Dans votre vie personnelle, vous avez été joueur et entraîneur de foot. C’est une part importante de votre vie aussi ?
J’ai toujours joué à Steinsel, ma première commune au Luxembourg. J’ai joué des scolaires jusqu’en équipe première. Ensuite, j’ai entraîné toutes les catégories, des scolaires jusqu’aux vétérans. J’ai entraîné l’équipe première en première division. J’étais entraîneur de l’équipe réserve et des espoirs. Ils avaient viré l’entraîneur de l’équipe première et j’avais repris l’équipe en cours de route. Ils voulaient que je reste, mais je ne voulais pas. C’est un stress totalement différent. Je garde un excellent souvenir de mon parcours dans le foot. Maintenant, comme je suis à Lintgen, évidemment, je ne peux pas y retourner. Ici aussi ils ont un terrain, donc je ne peux pas dire que je suis supporter de Steinsel (rires).
Et au Portugal, vous êtes plutôt Porto, Benfica ou Sporting ?
Je suis à fond Porto, vous pouvez l’écrire en grand (rires) ! C’est le club de ma région, l’équipe que j’allais voir quand j’étais petit avec mes grands frères. J’adorais l’ambiance.
Le sport fait donc partie de vos priorités d’actions ?
Comme mon fils fait partie du comité du club de foot de Lintgen, s’ils ont besoin de quelque chose, il y a forcément un lien plus direct. D’ailleurs, ils vont avoir un nouveau terrain synthétique, c’était déjà prévu avec l’ancien maire. Des lumière led aussi vont être installées. Tous les clubs de sport peuvent avoir ce qu’ils demandent. On a voté cette semaine l’acquisition d’une machine à tracer les lignes dernier cri, l’une des plus modernes, qui fonctionne toute seule. Cet outil va nous permettre d’économiser 200L de produit par année.

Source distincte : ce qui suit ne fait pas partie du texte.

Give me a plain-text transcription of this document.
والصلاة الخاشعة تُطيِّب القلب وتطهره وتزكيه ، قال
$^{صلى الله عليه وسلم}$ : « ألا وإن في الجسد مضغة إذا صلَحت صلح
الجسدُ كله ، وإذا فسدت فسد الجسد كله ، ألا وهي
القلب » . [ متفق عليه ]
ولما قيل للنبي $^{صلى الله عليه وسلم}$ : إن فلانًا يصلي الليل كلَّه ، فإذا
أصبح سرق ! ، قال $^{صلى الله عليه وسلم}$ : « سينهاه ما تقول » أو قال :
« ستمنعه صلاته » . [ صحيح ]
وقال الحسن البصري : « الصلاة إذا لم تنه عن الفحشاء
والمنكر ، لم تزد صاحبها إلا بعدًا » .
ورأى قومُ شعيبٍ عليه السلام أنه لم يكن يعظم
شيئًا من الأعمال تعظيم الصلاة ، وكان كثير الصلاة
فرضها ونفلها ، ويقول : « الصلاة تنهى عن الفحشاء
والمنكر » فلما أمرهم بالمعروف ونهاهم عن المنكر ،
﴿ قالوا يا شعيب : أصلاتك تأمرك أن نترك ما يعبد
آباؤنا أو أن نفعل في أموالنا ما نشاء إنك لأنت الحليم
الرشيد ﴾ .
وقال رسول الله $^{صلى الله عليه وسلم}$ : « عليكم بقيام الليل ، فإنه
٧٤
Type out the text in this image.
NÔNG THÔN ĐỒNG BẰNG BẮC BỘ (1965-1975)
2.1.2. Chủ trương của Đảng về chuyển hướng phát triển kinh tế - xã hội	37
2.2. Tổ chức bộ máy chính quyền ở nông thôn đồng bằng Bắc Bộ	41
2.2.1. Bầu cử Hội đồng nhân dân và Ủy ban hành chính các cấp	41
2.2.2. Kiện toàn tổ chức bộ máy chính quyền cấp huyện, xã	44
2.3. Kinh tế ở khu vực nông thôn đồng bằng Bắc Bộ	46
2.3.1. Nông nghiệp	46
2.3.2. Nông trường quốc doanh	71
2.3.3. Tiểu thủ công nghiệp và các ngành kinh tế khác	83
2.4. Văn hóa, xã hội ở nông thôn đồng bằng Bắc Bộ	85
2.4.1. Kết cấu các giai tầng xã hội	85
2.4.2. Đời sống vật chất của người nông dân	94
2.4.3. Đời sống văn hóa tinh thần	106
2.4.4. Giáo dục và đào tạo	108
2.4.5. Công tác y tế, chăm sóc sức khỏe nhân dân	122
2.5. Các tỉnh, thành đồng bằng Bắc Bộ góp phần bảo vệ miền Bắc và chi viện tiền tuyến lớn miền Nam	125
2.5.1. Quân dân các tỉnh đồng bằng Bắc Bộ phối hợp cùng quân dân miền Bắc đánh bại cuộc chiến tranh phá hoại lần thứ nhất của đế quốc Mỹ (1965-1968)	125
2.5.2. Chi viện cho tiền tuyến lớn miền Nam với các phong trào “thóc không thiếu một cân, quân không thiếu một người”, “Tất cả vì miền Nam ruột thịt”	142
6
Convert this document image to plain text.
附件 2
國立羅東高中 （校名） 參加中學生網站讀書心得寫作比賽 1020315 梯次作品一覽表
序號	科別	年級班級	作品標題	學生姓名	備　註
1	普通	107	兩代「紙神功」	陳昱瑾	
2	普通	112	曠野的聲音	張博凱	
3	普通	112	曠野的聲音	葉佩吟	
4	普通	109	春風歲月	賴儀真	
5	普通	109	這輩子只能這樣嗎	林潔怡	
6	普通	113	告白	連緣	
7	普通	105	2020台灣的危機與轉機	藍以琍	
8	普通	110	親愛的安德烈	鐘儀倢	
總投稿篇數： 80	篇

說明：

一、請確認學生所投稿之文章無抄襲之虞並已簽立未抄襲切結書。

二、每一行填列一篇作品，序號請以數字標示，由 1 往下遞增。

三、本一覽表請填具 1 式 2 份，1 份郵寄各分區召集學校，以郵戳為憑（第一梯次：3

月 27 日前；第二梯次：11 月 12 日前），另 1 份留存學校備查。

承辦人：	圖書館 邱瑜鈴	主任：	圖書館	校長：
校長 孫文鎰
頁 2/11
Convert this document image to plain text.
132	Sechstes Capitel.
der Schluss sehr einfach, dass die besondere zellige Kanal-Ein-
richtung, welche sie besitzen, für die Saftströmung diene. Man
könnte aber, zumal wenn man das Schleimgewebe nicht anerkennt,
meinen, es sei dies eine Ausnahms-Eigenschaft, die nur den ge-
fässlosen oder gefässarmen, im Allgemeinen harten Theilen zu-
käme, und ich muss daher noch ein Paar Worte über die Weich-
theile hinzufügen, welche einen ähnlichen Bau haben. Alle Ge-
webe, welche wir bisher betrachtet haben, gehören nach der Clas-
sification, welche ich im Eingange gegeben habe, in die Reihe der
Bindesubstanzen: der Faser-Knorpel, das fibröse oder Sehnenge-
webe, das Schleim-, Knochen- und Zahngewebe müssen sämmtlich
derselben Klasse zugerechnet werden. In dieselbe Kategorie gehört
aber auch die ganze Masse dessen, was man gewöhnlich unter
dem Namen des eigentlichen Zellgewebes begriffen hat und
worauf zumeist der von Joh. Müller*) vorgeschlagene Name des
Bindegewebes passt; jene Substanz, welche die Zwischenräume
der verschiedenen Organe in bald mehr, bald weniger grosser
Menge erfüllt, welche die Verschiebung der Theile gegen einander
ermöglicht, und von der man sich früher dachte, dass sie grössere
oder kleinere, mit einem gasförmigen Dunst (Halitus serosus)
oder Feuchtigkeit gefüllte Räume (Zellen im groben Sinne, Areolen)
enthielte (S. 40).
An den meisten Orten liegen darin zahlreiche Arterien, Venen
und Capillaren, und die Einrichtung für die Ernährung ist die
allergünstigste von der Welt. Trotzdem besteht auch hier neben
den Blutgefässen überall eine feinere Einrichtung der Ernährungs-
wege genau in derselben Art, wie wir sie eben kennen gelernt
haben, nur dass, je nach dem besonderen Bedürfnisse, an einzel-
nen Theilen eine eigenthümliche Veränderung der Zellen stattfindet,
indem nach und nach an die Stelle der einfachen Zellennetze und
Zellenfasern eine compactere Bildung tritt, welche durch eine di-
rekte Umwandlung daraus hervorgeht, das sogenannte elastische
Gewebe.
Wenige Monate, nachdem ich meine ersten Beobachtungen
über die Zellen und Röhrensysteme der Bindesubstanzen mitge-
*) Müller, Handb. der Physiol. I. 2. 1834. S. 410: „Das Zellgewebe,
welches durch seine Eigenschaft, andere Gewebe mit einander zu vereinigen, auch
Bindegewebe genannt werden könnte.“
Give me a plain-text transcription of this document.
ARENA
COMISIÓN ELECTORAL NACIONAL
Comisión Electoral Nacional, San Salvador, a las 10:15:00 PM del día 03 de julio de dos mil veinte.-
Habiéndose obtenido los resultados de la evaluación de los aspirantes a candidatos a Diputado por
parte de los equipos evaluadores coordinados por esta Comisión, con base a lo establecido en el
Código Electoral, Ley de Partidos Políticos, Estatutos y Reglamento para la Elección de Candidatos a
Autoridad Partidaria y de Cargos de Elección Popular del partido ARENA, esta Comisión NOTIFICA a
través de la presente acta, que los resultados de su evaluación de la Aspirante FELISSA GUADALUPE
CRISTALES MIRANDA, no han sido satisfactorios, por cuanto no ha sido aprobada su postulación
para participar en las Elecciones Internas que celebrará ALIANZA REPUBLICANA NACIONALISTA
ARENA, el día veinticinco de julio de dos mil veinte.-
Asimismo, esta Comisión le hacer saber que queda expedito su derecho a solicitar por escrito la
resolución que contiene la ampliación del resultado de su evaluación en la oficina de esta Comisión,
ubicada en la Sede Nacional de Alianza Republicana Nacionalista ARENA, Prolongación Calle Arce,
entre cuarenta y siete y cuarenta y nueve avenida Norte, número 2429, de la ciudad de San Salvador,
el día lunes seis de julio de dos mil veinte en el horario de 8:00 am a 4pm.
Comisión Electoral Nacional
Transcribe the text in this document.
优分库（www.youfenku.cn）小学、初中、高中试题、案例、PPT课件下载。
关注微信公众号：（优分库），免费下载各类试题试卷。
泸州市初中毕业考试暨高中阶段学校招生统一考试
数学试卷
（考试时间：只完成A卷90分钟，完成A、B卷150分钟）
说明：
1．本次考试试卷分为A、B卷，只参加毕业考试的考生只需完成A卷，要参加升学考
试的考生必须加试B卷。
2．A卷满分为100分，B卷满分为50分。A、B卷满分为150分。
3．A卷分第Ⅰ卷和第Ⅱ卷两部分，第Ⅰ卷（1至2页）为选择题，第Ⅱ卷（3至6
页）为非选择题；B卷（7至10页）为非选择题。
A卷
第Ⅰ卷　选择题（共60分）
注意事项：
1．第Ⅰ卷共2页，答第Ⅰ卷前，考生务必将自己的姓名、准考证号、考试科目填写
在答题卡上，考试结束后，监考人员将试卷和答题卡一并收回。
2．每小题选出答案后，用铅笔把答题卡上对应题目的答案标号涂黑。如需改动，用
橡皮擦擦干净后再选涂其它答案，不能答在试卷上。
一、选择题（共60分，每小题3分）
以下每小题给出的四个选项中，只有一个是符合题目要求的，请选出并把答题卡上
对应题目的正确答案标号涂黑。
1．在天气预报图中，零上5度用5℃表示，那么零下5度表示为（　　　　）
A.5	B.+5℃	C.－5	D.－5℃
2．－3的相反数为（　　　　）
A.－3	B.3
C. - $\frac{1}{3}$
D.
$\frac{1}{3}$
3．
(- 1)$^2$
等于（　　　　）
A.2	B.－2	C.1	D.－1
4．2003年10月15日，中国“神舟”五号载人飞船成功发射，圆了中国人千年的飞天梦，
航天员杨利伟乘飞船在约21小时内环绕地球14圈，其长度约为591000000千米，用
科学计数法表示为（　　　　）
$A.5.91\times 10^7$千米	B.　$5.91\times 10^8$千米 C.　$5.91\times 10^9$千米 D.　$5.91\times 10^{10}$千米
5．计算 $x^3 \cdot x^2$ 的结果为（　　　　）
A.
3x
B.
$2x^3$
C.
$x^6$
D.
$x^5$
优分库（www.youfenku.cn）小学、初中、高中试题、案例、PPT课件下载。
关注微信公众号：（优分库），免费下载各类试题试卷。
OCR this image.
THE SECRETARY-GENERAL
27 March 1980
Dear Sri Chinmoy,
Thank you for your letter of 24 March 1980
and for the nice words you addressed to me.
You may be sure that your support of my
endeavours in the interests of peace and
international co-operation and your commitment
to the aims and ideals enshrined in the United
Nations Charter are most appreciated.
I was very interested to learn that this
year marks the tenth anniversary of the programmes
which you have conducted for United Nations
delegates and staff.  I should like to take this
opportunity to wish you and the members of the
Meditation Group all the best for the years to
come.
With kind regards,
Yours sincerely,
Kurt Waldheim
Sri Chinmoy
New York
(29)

Vous avez déclaré chez nos confrères de Virgule vouloir construire en priorité des maisons et des appartements à un prix abordable pour les jeunes. Pourquoi est-ce votre priorité numéro 1 ?
Je viens d’une famille portugaise, j’ai vu mon père et mes frères se battre pour avoir des aides. Aujourd’hui encore, même s’il y en a, je vois que mes fils éprouvent des difficultés à obtenir un prêt. Les intérêts sont très hauts. Dans notre groupe, où notre nom est déjà social, on a décidé d’agir. On a prévu de vendre ou louer au prix de revient 10 nouvelles maisons individuelles. On va également avoir 8 appartements à Gosseldange. Avec la nouvelle loi, chaque promoteur d’un nouveau quartier doit donner 25% de son terrain à la commune, donc on va récupérer une quarantaine d’appartements. Évidemment, la priorité est pour les habitants. S’il en reste encore, la priorité est, dans un second temps, aux personnes qui travaillent ici mais vivent à l’extérieur, par exemple.